SAPIK YUNUS
—————————-
Hiçbir davranışın ilimsel tarafı bizleri ilgilendirmiyor bile. Ona eziyet edecek bir sıfat; yakıştırma bulmamız yeterli…
Bir hafta önce okuduğum bu haber; Fransa’nın kuzeyinde Breton bölgesinde yaşanıyor. Kahramanımız ise bir yunus. Hani insanlara fazlasıyla yakın duran, hepimizin sevmek için can attığımız deniz hayvanı.
Fransa’nın Bereton Bölgesinde plaja dadanan bu yunusun bir de ismi var; Zafar! Zafar, bildik yunus davranışlarından çok farklılık gösteriyor. Gözüne kestirdiği yüzücü, sörfçüleri flört etmeye zorluyor.
Zafar’ı takip edip incelediklerinde yunus biliminin de yardımını alarak; Zafar isimli yunusun cinsel açlık çektiğine karar veriliyor.
Belediye Başkanı bu gidişattan çekinip, plajı yüzücülere kapatmakla çare üretmiş. Belki yakın gelecekte Zafar’a bir arkadaş da bulmaları mümkün; en doğru olanı da bu olacak gibi…

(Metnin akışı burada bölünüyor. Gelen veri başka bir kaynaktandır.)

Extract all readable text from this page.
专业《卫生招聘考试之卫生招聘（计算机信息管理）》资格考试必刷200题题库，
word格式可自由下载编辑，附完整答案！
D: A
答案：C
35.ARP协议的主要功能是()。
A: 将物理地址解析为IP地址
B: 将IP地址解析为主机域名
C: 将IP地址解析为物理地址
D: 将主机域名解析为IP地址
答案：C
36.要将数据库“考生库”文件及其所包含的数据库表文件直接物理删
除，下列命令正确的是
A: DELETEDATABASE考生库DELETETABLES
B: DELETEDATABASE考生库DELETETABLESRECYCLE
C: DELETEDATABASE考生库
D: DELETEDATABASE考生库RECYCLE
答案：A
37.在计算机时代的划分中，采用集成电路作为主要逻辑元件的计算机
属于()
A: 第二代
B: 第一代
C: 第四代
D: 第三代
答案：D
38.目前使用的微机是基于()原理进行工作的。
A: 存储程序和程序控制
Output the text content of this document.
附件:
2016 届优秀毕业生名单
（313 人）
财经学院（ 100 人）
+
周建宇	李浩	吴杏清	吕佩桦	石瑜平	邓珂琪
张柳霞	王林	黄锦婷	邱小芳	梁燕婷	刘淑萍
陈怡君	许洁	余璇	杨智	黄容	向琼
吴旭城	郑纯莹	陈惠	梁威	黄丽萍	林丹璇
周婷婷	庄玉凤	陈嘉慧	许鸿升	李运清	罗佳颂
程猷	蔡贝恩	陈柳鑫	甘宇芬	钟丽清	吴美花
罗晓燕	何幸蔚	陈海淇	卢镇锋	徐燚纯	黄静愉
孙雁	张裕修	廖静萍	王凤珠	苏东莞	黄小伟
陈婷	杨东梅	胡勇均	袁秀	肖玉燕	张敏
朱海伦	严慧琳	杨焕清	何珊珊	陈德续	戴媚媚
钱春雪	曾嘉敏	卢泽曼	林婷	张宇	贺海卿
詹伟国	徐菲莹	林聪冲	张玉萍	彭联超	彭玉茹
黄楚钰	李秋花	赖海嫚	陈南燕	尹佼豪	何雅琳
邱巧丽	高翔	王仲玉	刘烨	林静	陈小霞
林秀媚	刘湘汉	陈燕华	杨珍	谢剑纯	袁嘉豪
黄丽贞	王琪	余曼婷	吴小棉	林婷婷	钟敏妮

Zafar gibi bir yunusun bizim plajlarımıza dadandığını bir düşünün! Yüzücü veya balıkçılarla flört etme isteği nasıl karşılanırdı? Sapkınlıkla suçlanır; oracıkta canına kıyılırdı… Kimsenin de gözünden bir damla yaş akmazdı…
İnsanın gizemi, ancak ilimle aydınlatılarak netleşip, gün yüzüne çıkartıla biliniyor. Gerisi, hep eksik, hep suçlama; hatta suçluyu yakalarken en korkunç olanı yapma; SUÇ İŞLEME…
Bizlerin ahlak anlayışı, vicdan ve adalet tutumu ne hazindir ki hep buna benzer; bana zarar verdi; öyleyse; yok olsun; yerin yedi kat dibini boylasın… Ne korkunç bir ahlak, adalet anlayışı… En büyük şey, suçluyu yakalarken, kendimizin de suç işlemeye ne kadar yakın oluşumuz…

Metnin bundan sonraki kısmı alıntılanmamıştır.